Here's Margaret Webb Pressler of The Washington Post tut-tutting about young people's cavalier attitudes about debt:
… a generation of consumers … have embraced and used debt in a way that no generation has before. The polar opposite of the postwar generation, which feared debt, today's young adults view credit cards as a welcome and easy path to the lifestyle they see around them.
"What's extraordinary is how quickly it's changed," said Robert Manning, a professor at the Rochester Institute of Technology and author of "Credit Card Nation." "Now credit is an entitlement – it's not connected to having a job and being a producer and understanding how much debt one can afford."
Financial experts are alarmed about this carefree use of plastic because the debts that many twentysomethings are incurring are stacked on top of towering levels of student loans. Yet these young consumers often seem oblivious to the harm that could follow the spending they're doing today.
In a limited sense, Pressler's right. Young people are not immune or exempt for our national malady of buy now, pay later.
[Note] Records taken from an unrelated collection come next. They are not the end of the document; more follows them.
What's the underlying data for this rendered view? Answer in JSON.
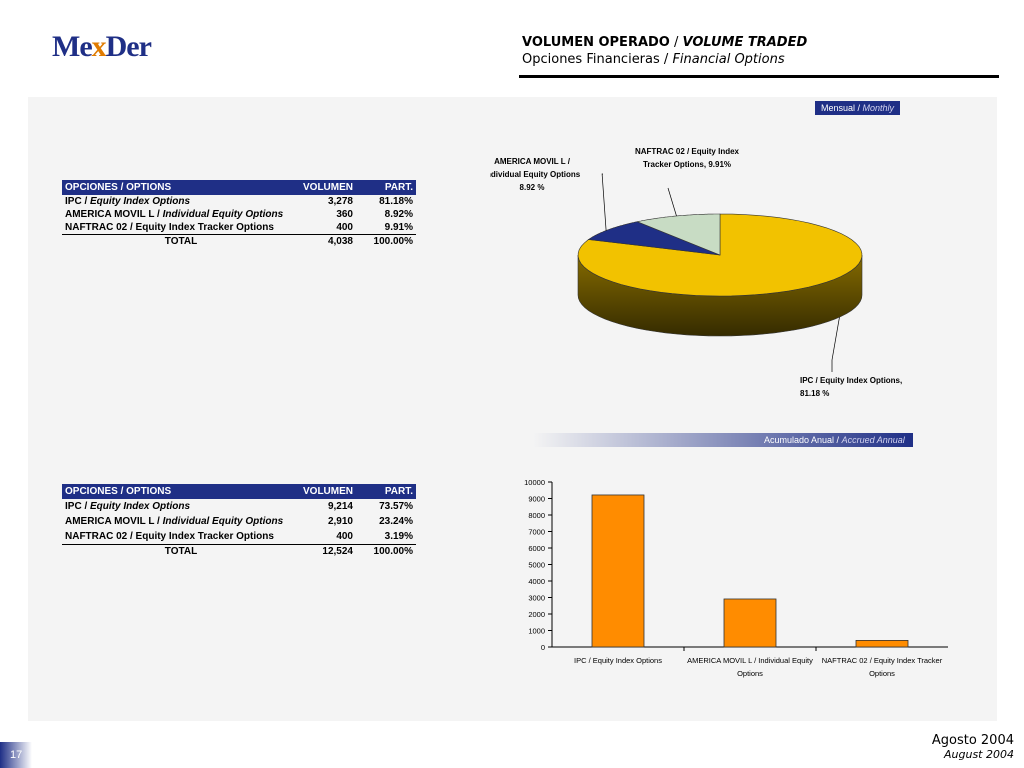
{
  "logo": {
    "pre": "Me",
    "x": "x",
    "post": "Der"
  },
  "header": {
    "title_es": "VOLUMEN OPERADO",
    "sep": " / ",
    "title_en": "VOLUME TRADED",
    "subtitle_es": "Opciones Financieras",
    "subtitle_en": "Financial Options"
  },
  "tags": {
    "monthly_es": "Mensual / ",
    "monthly_en": "Monthly",
    "annual_es": "Acumulado Anual / ",
    "annual_en": "Accrued Annual"
  },
  "table_headers": {
    "col1": "OPCIONES / OPTIONS",
    "col2": "VOLUMEN",
    "col3": "PART."
  },
  "tables": [
    {
      "rows": [
        {
          "a": "IPC / ",
          "b": "Equity Index Options",
          "vol": "3,278",
          "part": "81.18%"
        },
        {
          "a": "AMERICA MOVIL L / ",
          "b": "Individual Equity Options",
          "vol": "360",
          "part": "8.92%"
        },
        {
          "a": "NAFTRAC 02 / Equity Index Tracker Options",
          "b": "",
          "vol": "400",
          "part": "9.91%"
        }
      ],
      "total": {
        "label": "TOTAL",
        "vol": "4,038",
        "part": "100.00%"
      }
    },
    {
      "rows": [
        {
          "a": "IPC / ",
          "b": "Equity Index Options",
          "vol": "9,214",
          "part": "73.57%"
        },
        {
          "a": "AMERICA MOVIL L / ",
          "b": "Individual Equity Options",
          "vol": "2,910",
          "part": "23.24%"
        },
        {
          "a": "NAFTRAC 02 / Equity Index Tracker Options",
          "b": "",
          "vol": "400",
          "part": "3.19%"
        }
      ],
      "total": {
        "label": "TOTAL",
        "vol": "12,524",
        "part": "100.00%"
      }
    }
  ],
  "chart_data": [
    {
      "type": "pie",
      "slices": [
        {
          "label_lines": [
            "IPC / Equity Index Options,",
            "81.18 %"
          ],
          "value": 81.18,
          "color": "#f2c200"
        },
        {
          "label_lines": [
            "AMERICA MOVIL L /",
            "Individual Equity Options",
            "8.92 %"
          ],
          "value": 8.92,
          "color": "#1f2f86"
        },
        {
          "label_lines": [
            "NAFTRAC 02 / Equity Index",
            "Tracker Options, 9.91%"
          ],
          "value": 9.91,
          "color": "#c8dcc4"
        }
      ]
    },
    {
      "type": "bar",
      "categories": [
        [
          "IPC / Equity Index Options"
        ],
        [
          "AMERICA MOVIL L / Individual Equity",
          "Options"
        ],
        [
          "NAFTRAC 02 / Equity Index Tracker",
          "Options"
        ]
      ],
      "values": [
        9214,
        2910,
        400
      ],
      "ylim": [
        0,
        10000
      ],
      "yticks": [
        0,
        1000,
        2000,
        3000,
        4000,
        5000,
        6000,
        7000,
        8000,
        9000,
        10000
      ],
      "bar_color": "#ff8c00"
    }
  ],
  "footer": {
    "page": "17",
    "date_es": "Agosto 2004",
    "date_en": "August 2004"
  }
}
The statistics on young people and debt are sobering:
According to a study done last year by Nellie Mae … the typical student graduating from a four-year college has close to $19,000 in student loans. Just five years earlier the average was $11,400. …
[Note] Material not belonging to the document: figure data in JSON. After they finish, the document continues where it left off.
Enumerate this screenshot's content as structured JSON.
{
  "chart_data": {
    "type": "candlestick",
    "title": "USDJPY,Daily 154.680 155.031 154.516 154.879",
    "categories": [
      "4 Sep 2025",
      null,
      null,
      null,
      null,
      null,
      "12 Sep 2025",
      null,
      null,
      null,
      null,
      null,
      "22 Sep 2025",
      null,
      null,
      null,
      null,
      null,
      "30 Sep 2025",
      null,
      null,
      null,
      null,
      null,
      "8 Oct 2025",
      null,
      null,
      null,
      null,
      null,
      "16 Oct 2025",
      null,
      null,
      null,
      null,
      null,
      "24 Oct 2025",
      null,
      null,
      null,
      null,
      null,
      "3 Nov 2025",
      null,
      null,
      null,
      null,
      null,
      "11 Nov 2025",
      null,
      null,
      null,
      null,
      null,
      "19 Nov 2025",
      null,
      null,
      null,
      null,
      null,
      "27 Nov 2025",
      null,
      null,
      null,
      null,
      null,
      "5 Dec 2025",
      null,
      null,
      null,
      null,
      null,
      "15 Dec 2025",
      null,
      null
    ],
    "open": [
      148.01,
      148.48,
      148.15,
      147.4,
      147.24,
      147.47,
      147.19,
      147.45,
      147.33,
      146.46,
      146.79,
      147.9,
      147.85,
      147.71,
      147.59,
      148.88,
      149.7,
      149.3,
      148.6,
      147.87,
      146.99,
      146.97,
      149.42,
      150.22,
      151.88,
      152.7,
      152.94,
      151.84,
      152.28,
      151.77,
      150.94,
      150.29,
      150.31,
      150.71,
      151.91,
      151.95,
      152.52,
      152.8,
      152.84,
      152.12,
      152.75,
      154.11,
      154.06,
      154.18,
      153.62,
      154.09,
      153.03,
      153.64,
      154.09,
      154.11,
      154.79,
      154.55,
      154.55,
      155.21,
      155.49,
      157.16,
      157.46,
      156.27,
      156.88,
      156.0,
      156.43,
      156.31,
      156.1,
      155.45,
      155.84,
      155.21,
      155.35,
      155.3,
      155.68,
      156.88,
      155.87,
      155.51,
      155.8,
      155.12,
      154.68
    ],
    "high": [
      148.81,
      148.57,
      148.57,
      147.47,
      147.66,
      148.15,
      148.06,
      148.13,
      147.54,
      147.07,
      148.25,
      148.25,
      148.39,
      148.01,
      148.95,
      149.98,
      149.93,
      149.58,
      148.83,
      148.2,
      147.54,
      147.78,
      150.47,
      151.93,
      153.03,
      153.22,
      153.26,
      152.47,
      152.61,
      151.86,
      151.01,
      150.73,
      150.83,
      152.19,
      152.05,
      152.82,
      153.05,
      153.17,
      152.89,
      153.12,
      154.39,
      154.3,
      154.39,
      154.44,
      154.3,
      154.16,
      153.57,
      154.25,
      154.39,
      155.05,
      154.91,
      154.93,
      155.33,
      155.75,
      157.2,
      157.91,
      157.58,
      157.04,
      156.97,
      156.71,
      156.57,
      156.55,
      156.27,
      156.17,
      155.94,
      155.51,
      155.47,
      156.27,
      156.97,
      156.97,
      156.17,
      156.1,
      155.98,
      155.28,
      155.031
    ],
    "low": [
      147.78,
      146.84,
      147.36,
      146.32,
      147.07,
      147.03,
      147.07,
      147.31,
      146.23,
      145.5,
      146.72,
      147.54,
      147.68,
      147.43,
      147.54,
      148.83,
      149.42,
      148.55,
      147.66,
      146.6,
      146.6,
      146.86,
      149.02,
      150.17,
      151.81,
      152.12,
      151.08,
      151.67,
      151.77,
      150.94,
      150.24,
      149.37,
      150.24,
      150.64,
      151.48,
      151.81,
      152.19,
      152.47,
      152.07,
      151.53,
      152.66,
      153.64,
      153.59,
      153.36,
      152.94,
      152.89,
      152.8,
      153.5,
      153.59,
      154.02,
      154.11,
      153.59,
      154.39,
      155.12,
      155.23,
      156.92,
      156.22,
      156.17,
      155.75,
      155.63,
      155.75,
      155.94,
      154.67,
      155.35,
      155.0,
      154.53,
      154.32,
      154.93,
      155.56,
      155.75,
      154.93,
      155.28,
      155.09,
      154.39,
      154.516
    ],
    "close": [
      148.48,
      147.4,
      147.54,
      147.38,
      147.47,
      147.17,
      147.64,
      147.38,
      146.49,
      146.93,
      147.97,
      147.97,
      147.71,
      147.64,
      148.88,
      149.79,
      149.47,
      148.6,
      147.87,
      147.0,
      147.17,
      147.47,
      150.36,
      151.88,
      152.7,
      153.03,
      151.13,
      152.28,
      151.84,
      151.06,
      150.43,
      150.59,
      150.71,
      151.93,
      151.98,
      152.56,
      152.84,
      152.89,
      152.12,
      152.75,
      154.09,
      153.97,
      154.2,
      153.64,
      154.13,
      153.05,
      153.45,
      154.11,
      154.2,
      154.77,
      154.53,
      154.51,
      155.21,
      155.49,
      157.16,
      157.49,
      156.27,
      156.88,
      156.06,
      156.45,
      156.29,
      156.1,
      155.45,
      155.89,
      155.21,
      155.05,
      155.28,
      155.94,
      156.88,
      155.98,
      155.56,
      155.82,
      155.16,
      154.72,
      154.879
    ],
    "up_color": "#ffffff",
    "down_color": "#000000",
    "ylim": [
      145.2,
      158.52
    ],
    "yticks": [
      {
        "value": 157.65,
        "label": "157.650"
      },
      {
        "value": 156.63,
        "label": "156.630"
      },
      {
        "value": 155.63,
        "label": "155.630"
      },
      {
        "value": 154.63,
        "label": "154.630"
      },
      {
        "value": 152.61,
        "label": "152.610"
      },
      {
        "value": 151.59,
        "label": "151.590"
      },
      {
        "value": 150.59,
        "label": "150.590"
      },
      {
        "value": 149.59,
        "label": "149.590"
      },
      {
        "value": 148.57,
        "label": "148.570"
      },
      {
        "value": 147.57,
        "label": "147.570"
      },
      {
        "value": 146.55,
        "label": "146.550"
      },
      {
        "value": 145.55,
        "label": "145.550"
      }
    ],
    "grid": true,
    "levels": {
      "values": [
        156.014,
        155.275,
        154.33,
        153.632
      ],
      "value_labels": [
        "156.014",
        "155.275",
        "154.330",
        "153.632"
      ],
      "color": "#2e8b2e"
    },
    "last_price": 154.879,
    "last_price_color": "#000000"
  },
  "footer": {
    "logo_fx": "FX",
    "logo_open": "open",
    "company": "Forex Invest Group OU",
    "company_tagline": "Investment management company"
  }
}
Nellie Mae's credit checks on student loan recipients showed that in 2002, 83 percent of college students held credit cards, compared with 67 percent in 1998. The average student's balance was $2,327 in 2001, up 24 percent from the average balance of $1,879 in 1998. The average graduating senior carried credit card debt of $3,300.
But Pressler's finger-wagging is completely out of context. She writes as though younger people's embrace of debt as "a way of life" somehow makes them exceptional here in America, when really all it shows is that they have learned their lessons well from their elders and, especially, their prodigal president.
Overall consumer debt is at an all-time high in America. So is the federal budget deficit, the national debt, America's trade deficit and the deficit at the Pension Benefit Guaranty Corp.
But the thing that really makes our transition to a culture of debt complete is our newfound willingness to embrace future debt to fund everything. From Medicare to NASA, our subprime president has sold us everything on a high-interest credit card with no payments due in the first 4-5 years, after which payments kick in with a vengeance. Yet somehow, our adolescent-in-chief escapes Margaret Webb Pressler's scolding.
Her lecture is worth reading, but wherever she mentions "young people" substitute "America" or "the Republican led Congress" or "President George W. Bush" and you'll get a sense of just what has been going on in this country over the last three years:
It's not that young consumers don't know they're in a bit of a bind. But many just assume they'll eventually have the money to pay their bills. …
They get by, but they have no room for life-altering events, such as pregnancy, job loss or severe illness.
"If you're maxed out on your debt, you have nowhere to run, no savings, no additional capacity to borrow, and you're cooked," said Lewis Mandell, a professor of finance at the State University of New York at Buffalo. "This is the real problem of being young and in debt."
"Debt as a way of life" — that's the real state of the union.